A poem inspired by a theological presentation at AAR:
Babel's babbling and confusion
comes home to roost in
the many gurgling tongues of the
theologians,
chattering self-importantly,
most sincerely,
with an idolatrous cleverness.
Serious and sober,
yea "evangelical,"
conservative
but really just a DJ--
riffing and mixing,
generating a cacaphony of theologemes
that dance and dangle
between piled names.
A show of erudition,
gesticulating about 'communicative action'
and saying...what?
Nothing.
For which I give thanks.
For never has the vocation--
or is it just my desire?--
of the poet felt more clear.
For I am befuddled by this Babel,
foreign tongues of barbarians.
From its rambling , "rigorous" confusion
I want only to fall into the
clarity of Franz Wright,
the lucidity of Anne Sexton,
the bumpkin simplicity of young Donald Hall.

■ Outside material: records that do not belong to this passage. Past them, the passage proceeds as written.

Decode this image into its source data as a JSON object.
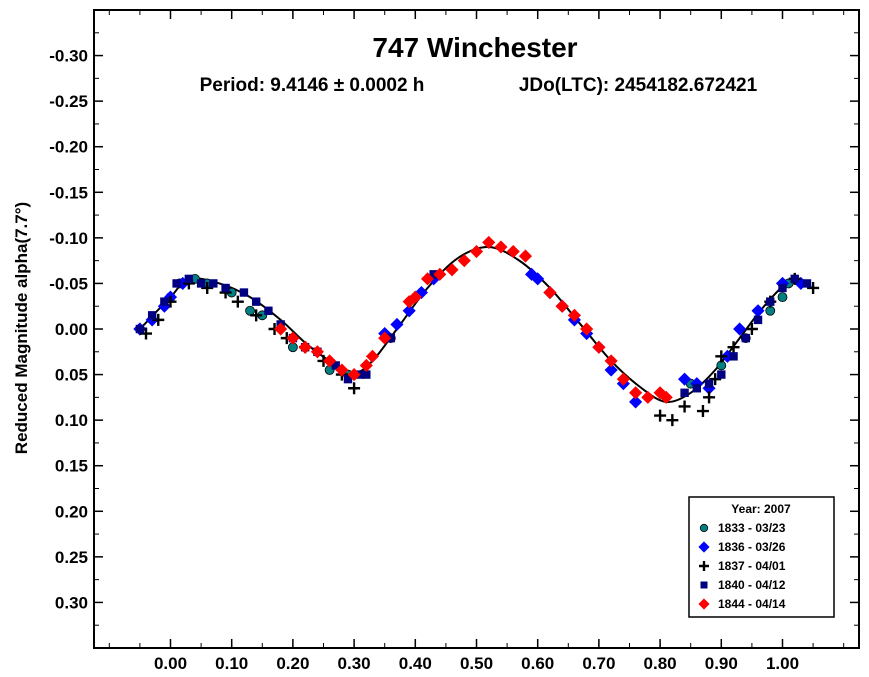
{
  "chart_data": {
    "type": "scatter",
    "title": "747 Winchester",
    "subtitle_period": "Period: 9.4146 ± 0.0002 h",
    "subtitle_epoch": "JDo(LTC): 2454182.672421",
    "xlabel": "",
    "ylabel": "Reduced Magnitude alpha(7.7°)",
    "xlim": [
      -0.125,
      1.125
    ],
    "ylim": [
      -0.35,
      0.35
    ],
    "y_inverted": true,
    "grid": false,
    "legend_position": "bottom-right",
    "legend_title": "Year: 2007",
    "x_ticks": [
      "0.00",
      "0.10",
      "0.20",
      "0.30",
      "0.40",
      "0.50",
      "0.60",
      "0.70",
      "0.80",
      "0.90",
      "1.00"
    ],
    "y_ticks": [
      "-0.30",
      "-0.25",
      "-0.20",
      "-0.15",
      "-0.10",
      "-0.05",
      "0.00",
      "0.05",
      "0.10",
      "0.15",
      "0.20",
      "0.25",
      "0.30"
    ],
    "fit_curve": {
      "color": "#000000",
      "points": [
        [
          -0.05,
          0.0
        ],
        [
          0.0,
          -0.035
        ],
        [
          0.03,
          -0.055
        ],
        [
          0.08,
          -0.05
        ],
        [
          0.13,
          -0.035
        ],
        [
          0.18,
          -0.01
        ],
        [
          0.22,
          0.015
        ],
        [
          0.26,
          0.035
        ],
        [
          0.3,
          0.048
        ],
        [
          0.33,
          0.035
        ],
        [
          0.37,
          0.0
        ],
        [
          0.42,
          -0.045
        ],
        [
          0.47,
          -0.078
        ],
        [
          0.52,
          -0.09
        ],
        [
          0.57,
          -0.075
        ],
        [
          0.62,
          -0.045
        ],
        [
          0.67,
          -0.005
        ],
        [
          0.72,
          0.035
        ],
        [
          0.77,
          0.065
        ],
        [
          0.81,
          0.08
        ],
        [
          0.85,
          0.07
        ],
        [
          0.89,
          0.045
        ],
        [
          0.93,
          0.01
        ],
        [
          0.97,
          -0.025
        ],
        [
          1.01,
          -0.05
        ],
        [
          1.05,
          -0.045
        ]
      ]
    },
    "series": [
      {
        "name": "1833 - 03/23",
        "marker": "circle",
        "color": "#008080",
        "x": [
          0.0,
          0.015,
          0.04,
          0.06,
          0.1,
          0.13,
          0.15,
          0.2,
          0.22,
          0.26,
          0.29,
          0.36,
          0.85,
          0.9,
          0.94,
          0.98,
          1.0,
          1.01
        ],
        "y": [
          -0.035,
          -0.05,
          -0.055,
          -0.05,
          -0.04,
          -0.02,
          -0.015,
          0.02,
          0.02,
          0.045,
          0.05,
          0.01,
          0.06,
          0.04,
          0.01,
          -0.02,
          -0.035,
          -0.05
        ]
      },
      {
        "name": "1836 - 03/26",
        "marker": "diamond",
        "color": "#0000ff",
        "x": [
          -0.05,
          -0.03,
          -0.01,
          0.0,
          0.02,
          0.35,
          0.37,
          0.39,
          0.41,
          0.43,
          0.59,
          0.6,
          0.62,
          0.64,
          0.66,
          0.68,
          0.7,
          0.72,
          0.74,
          0.76,
          0.84,
          0.86,
          0.88,
          0.91,
          0.93,
          0.96,
          1.0,
          1.03
        ],
        "y": [
          0.0,
          -0.01,
          -0.025,
          -0.035,
          -0.05,
          0.005,
          -0.005,
          -0.02,
          -0.04,
          -0.055,
          -0.06,
          -0.055,
          -0.04,
          -0.025,
          -0.01,
          0.005,
          0.02,
          0.045,
          0.06,
          0.08,
          0.055,
          0.06,
          0.065,
          0.03,
          0.0,
          -0.02,
          -0.05,
          -0.05
        ]
      },
      {
        "name": "1837 - 04/01",
        "marker": "plus",
        "color": "#000000",
        "x": [
          -0.04,
          -0.02,
          0.0,
          0.03,
          0.06,
          0.09,
          0.11,
          0.14,
          0.17,
          0.19,
          0.22,
          0.25,
          0.28,
          0.3,
          0.8,
          0.82,
          0.84,
          0.87,
          0.88,
          0.89,
          0.9,
          0.92,
          0.95,
          0.98,
          1.02,
          1.05
        ],
        "y": [
          0.005,
          -0.01,
          -0.03,
          -0.05,
          -0.045,
          -0.04,
          -0.03,
          -0.015,
          0.0,
          0.01,
          0.02,
          0.035,
          0.05,
          0.065,
          0.095,
          0.1,
          0.085,
          0.09,
          0.075,
          0.055,
          0.03,
          0.02,
          0.0,
          -0.03,
          -0.055,
          -0.045
        ]
      },
      {
        "name": "1840 - 04/12",
        "marker": "square",
        "color": "#000080",
        "x": [
          -0.05,
          -0.03,
          -0.01,
          0.01,
          0.03,
          0.05,
          0.07,
          0.09,
          0.12,
          0.14,
          0.16,
          0.18,
          0.2,
          0.22,
          0.24,
          0.27,
          0.29,
          0.31,
          0.32,
          0.36,
          0.43,
          0.84,
          0.86,
          0.88,
          0.9,
          0.92,
          0.94,
          0.96,
          0.98,
          1.0,
          1.02,
          1.04
        ],
        "y": [
          0.0,
          -0.015,
          -0.03,
          -0.05,
          -0.055,
          -0.05,
          -0.05,
          -0.045,
          -0.04,
          -0.03,
          -0.02,
          -0.005,
          0.01,
          0.02,
          0.025,
          0.04,
          0.055,
          0.05,
          0.05,
          0.01,
          -0.06,
          0.07,
          0.065,
          0.06,
          0.05,
          0.03,
          0.01,
          -0.01,
          -0.03,
          -0.045,
          -0.055,
          -0.05
        ]
      },
      {
        "name": "1844 - 04/14",
        "marker": "diamond",
        "color": "#ff0000",
        "x": [
          0.18,
          0.2,
          0.22,
          0.24,
          0.26,
          0.28,
          0.3,
          0.32,
          0.33,
          0.35,
          0.39,
          0.4,
          0.42,
          0.44,
          0.46,
          0.48,
          0.5,
          0.52,
          0.54,
          0.56,
          0.58,
          0.62,
          0.64,
          0.66,
          0.68,
          0.7,
          0.72,
          0.74,
          0.76,
          0.78,
          0.8,
          0.81
        ],
        "y": [
          0.0,
          0.01,
          0.02,
          0.025,
          0.035,
          0.045,
          0.05,
          0.04,
          0.03,
          0.01,
          -0.03,
          -0.035,
          -0.055,
          -0.06,
          -0.065,
          -0.075,
          -0.085,
          -0.095,
          -0.09,
          -0.085,
          -0.08,
          -0.04,
          -0.025,
          -0.015,
          0.0,
          0.02,
          0.035,
          0.055,
          0.07,
          0.075,
          0.07,
          0.075
        ]
      }
    ]
  }
}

Compared with the muffled but incessant
utterances of the theologian,
poetry rings with the clarity of
crunchy leaves in the quiet of a
frost-covered autumn morning.
God, of course, is no theologian.
He is a poet hidden and violated,
muzzled by the theologians.
As long as there are theologians,
God's existence will remain in question.
How long, O Lord?
When O When will you silence the theologians--
Silence my theologizing--
And sing to us, your poiema,
in the poems of your strange saints.